Lech Wałęsa: Nie, proszę pana, mnie można zabić, ale nie pokonać. Ja chciałem tę młodzież zapytać: kochani, o co wam właściwie chodzi? Nie dało się. Tam, w Giżycku było widać, że ktoś przywiózł, zebrał, nie wiem, gdzieś tam z Olsztyna czy skądś ludzi, którzy w ogóle nie wiedzieli, o co chodzi. Coś tam im pewno zaproponowano albo, nie wiem... jakoś tam ich wyróżniono za to i oni w ogóle nie podejmowali rozmowy, bo nie wiedzieli, o co chodzi, tylko mieli krzyczeć. I krzyczeli. I ich było naprawdę niedużo, natomiast po mojej stronie było dziesięć razy więcej. I nawet gdybym był takiego charakteru jak oni, to bym kazał wyjąć paski ze spodni i tym gówniarzom po pasku dał po ojcowsku.
Sygnały Dnia: Pan prezydent mówi, że „ktoś” kazał. Kto?
Lech Wałęsa: No, oczywiście, tam jest taki słynny działacz przypadkowy z Ligi Polskich Rodzin, który chyba się tam znalazł w Parlamencie Europejskim, no i on teraz tak wdzięczny jest, że będzie wykonywał wszystkie rozkazy tych, którzy mu pomogli.
Sygnały Dnia: Będzie pan prawdopodobnie jeszcze z wizytą w wielu miejscach przy okazji jubileuszu 25-lecia Solidarności i musi się pan chyba liczyć z tym, że do takich sytuacji będzie dochodziło.

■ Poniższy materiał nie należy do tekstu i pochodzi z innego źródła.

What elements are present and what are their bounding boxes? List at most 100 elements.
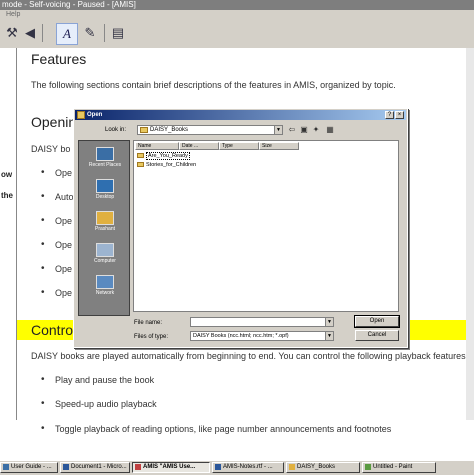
taskbar-label: AMIS-Notes.rtf - ... bbox=[223, 464, 273, 470]
place-label: Network bbox=[95, 290, 115, 296]
features-intro: The following sections contain brief des… bbox=[31, 80, 396, 90]
computer-icon bbox=[96, 243, 114, 257]
side-pane: ow the bbox=[0, 48, 17, 420]
list-item[interactable]: Are_You_Ready bbox=[137, 152, 190, 160]
list-item[interactable]: Stories_for_Children bbox=[137, 162, 196, 168]
font-icon[interactable]: A bbox=[56, 23, 78, 45]
file-name-input[interactable]: ▼ bbox=[190, 317, 334, 327]
amis-icon bbox=[135, 464, 141, 470]
help-icon[interactable]: ? bbox=[385, 111, 394, 119]
network-icon bbox=[96, 275, 114, 289]
word-icon bbox=[63, 464, 69, 470]
column-header-name[interactable]: Name bbox=[135, 142, 179, 150]
list-item: Ope bbox=[41, 239, 72, 250]
user-folder-icon bbox=[96, 211, 114, 225]
taskbar: User Guide - ... Document1 - Micro... AM… bbox=[0, 460, 474, 475]
close-icon[interactable]: × bbox=[395, 111, 404, 119]
open-button[interactable]: Open bbox=[354, 315, 400, 328]
taskbar-button[interactable]: Untitled - Paint bbox=[362, 462, 436, 473]
place-network[interactable]: Network bbox=[79, 275, 131, 296]
taskbar-label: User Guide - ... bbox=[11, 464, 52, 470]
dialog-title-bar: Open ? × bbox=[75, 110, 406, 120]
places-bar: Recent Places Desktop Prashant Computer … bbox=[78, 140, 130, 316]
file-list[interactable]: Name Date ... Type Size Are_You_Ready St… bbox=[133, 140, 399, 312]
folder-icon bbox=[289, 464, 295, 470]
tools-icon[interactable]: ⚒ bbox=[2, 23, 22, 43]
files-of-type-label: Files of type: bbox=[134, 334, 169, 340]
toolbar-separator bbox=[42, 24, 43, 42]
highlight-color-icon[interactable]: ✎ bbox=[80, 23, 100, 43]
view-menu-icon[interactable]: ▦ bbox=[325, 125, 335, 135]
menu-bar: Help bbox=[0, 10, 474, 20]
file-name: Stories_for_Children bbox=[146, 162, 197, 168]
folder-icon bbox=[77, 111, 85, 119]
app-title: mode - Self-voicing - Paused - [AMIS] bbox=[2, 0, 136, 9]
app-title-bar: mode - Self-voicing - Paused - [AMIS] bbox=[0, 0, 474, 10]
place-computer[interactable]: Computer bbox=[79, 243, 131, 264]
dialog-title: Open bbox=[87, 112, 103, 118]
taskbar-button[interactable]: Document1 - Micro... bbox=[60, 462, 130, 473]
list-item: Speed-up audio playback bbox=[41, 398, 157, 409]
place-label: Desktop bbox=[95, 194, 115, 200]
chevron-down-icon[interactable]: ▼ bbox=[274, 126, 282, 134]
toolbar: ⚒ ◀ A ✎ ▤ bbox=[0, 20, 474, 49]
file-name-label: File name: bbox=[134, 320, 163, 326]
notes-icon[interactable]: ▤ bbox=[108, 23, 128, 43]
taskbar-button[interactable]: User Guide - ... bbox=[0, 462, 58, 473]
column-header-type[interactable]: Type bbox=[219, 142, 259, 150]
back-icon[interactable]: ◀ bbox=[20, 23, 40, 43]
control-intro: DAISY books are played automatically fro… bbox=[31, 351, 469, 361]
column-header-date[interactable]: Date ... bbox=[179, 142, 219, 150]
list-item: Toggle playback of reading options, like… bbox=[41, 423, 391, 434]
taskbar-button[interactable]: AMIS-Notes.rtf - ... bbox=[212, 462, 284, 473]
look-in-label: Look in: bbox=[105, 127, 127, 133]
menu-help[interactable]: Help bbox=[0, 11, 20, 18]
place-desktop[interactable]: Desktop bbox=[79, 179, 131, 200]
heading-control: Control bbox=[31, 322, 77, 338]
files-of-type-select[interactable]: DAISY Books (ncc.html; ncc.htm; *.opf) ▼ bbox=[190, 331, 334, 341]
taskbar-button[interactable]: AMIS "AMIS Use... bbox=[132, 462, 210, 473]
list-item: Play and pause the book bbox=[41, 374, 154, 385]
taskbar-label: Document1 - Micro... bbox=[71, 464, 127, 470]
place-label: Prashant bbox=[94, 226, 115, 232]
document-view-continued: Toggle playback of reading options, like… bbox=[0, 420, 474, 460]
back-arrow-icon[interactable]: ⇦ bbox=[287, 125, 297, 135]
heading-features: Features bbox=[31, 51, 87, 67]
heading-opening: Openin bbox=[31, 114, 77, 130]
list-item: Ope bbox=[41, 167, 72, 178]
look-in-dropdown[interactable]: DAISY_Books ▼ bbox=[137, 125, 283, 135]
taskbar-label: AMIS "AMIS Use... bbox=[143, 464, 196, 470]
column-header-size[interactable]: Size bbox=[259, 142, 299, 150]
cancel-button[interactable]: Cancel bbox=[355, 330, 399, 341]
chevron-down-icon[interactable]: ▼ bbox=[325, 332, 333, 340]
new-folder-icon[interactable]: ✦ bbox=[311, 125, 321, 135]
file-name: Are_You_Ready bbox=[146, 152, 190, 160]
list-item: Ope bbox=[41, 287, 72, 298]
document-scrollbar[interactable] bbox=[466, 48, 474, 420]
word-icon bbox=[215, 464, 221, 470]
paint-icon bbox=[365, 464, 371, 470]
up-folder-icon[interactable]: ▣ bbox=[299, 125, 309, 135]
desktop-icon bbox=[96, 179, 114, 193]
folder-icon bbox=[140, 127, 148, 133]
place-user[interactable]: Prashant bbox=[79, 211, 131, 232]
place-label: Computer bbox=[94, 258, 116, 264]
toolbar-separator bbox=[104, 24, 105, 42]
place-label: Recent Places bbox=[88, 162, 122, 168]
open-dialog: Open ? × Look in: DAISY_Books ▼ ⇦ ▣ ✦ ▦ … bbox=[73, 108, 408, 348]
app-icon bbox=[3, 464, 9, 470]
chevron-down-icon[interactable]: ▼ bbox=[325, 318, 333, 326]
side-pane-text: the bbox=[1, 191, 13, 200]
list-item: Ope bbox=[41, 263, 72, 274]
taskbar-label: DAISY_Books bbox=[297, 464, 336, 470]
taskbar-button[interactable]: DAISY_Books bbox=[286, 462, 360, 473]
list-item: Ope bbox=[41, 215, 72, 226]
list-item: Auto bbox=[41, 191, 73, 202]
place-recent[interactable]: Recent Places bbox=[79, 147, 131, 168]
recent-places-icon bbox=[96, 147, 114, 161]
taskbar-label: Untitled - Paint bbox=[373, 464, 413, 470]
files-of-type-value: DAISY Books (ncc.html; ncc.htm; *.opf) bbox=[193, 333, 289, 339]
folder-icon bbox=[137, 153, 144, 159]
side-pane-text: ow bbox=[1, 170, 13, 179]
look-in-value: DAISY_Books bbox=[150, 127, 189, 133]
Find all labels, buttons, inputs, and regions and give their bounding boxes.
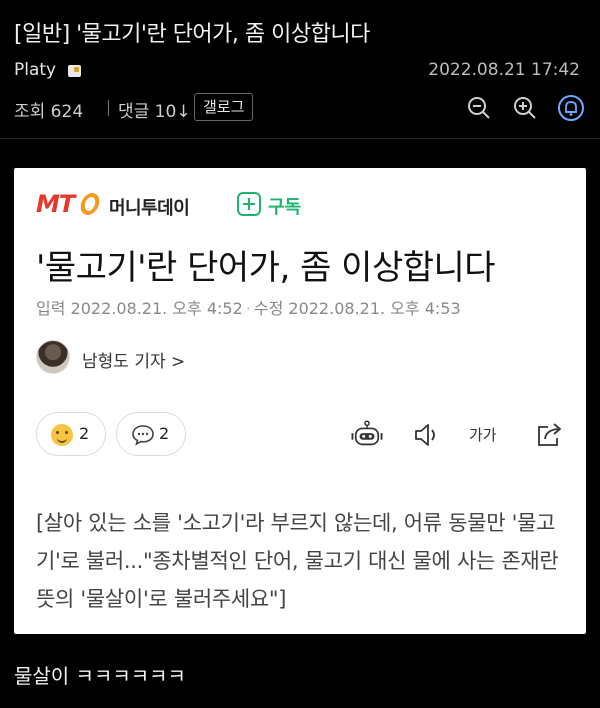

Lech Wałęsa: Wszędzie, gdziekolwiek będę zaproszony, tam, gdzie będzie najbardziej niebezpiecznie i tam, gdzie będą mnie najbardziej straszyć, tam na pewno będę. nie ma żadnych wątpliwości. I będę się pytał, o co wam właściwie chodzi. Co wy mi zarzucacie? Jeśli mi udowodnicie, że wy macie rację, jeśli mi udowodnicie, że ja popełniłem gdzieś błąd, to ja was przeproszę, ja się wycofam i tak dalej. I proszę mnie udowodnić, w którym miejscu, proszę mi udowodnić, czy ja atakuję Radio Maryja, czy Radio Maryja przez lata mnie atakuje. Przez lata. Przecież to się tak złożyło, że lustracja... Ale to nie chodzi w ogóle o lustrację. O ataki na Solidarność, na mnie, na Okrągły Stół, wszyscy do zdrajcy, tylko ojciec Rydzyk jest bohater. A gdzie on był, jak my walczyliśmy? Trzeba by to też sprawdzić, w którym miejscu był szkolony, żeby zniszczyć Solidarność. Przecież teraz niszcząc Solidarność i Lecha Wałęsę, to on niszczy głównego bohatera, który przyczynił się do obalenia komunizmu i to jest Ojciec Święty,
pięćdziesiąt procent w walce tej całej o dzisiejszą Polskę to jest Ojciec Święty. A Solidarność i Lech Wałęsa to tylko trzydzieści procent. I prędzej czy później to się odwinie przeciw Kościołowi, przeciw Ojcu Świętemu walka ojca Rydzyka. Czy on tego nie widzi, czy on to robi specjalnie?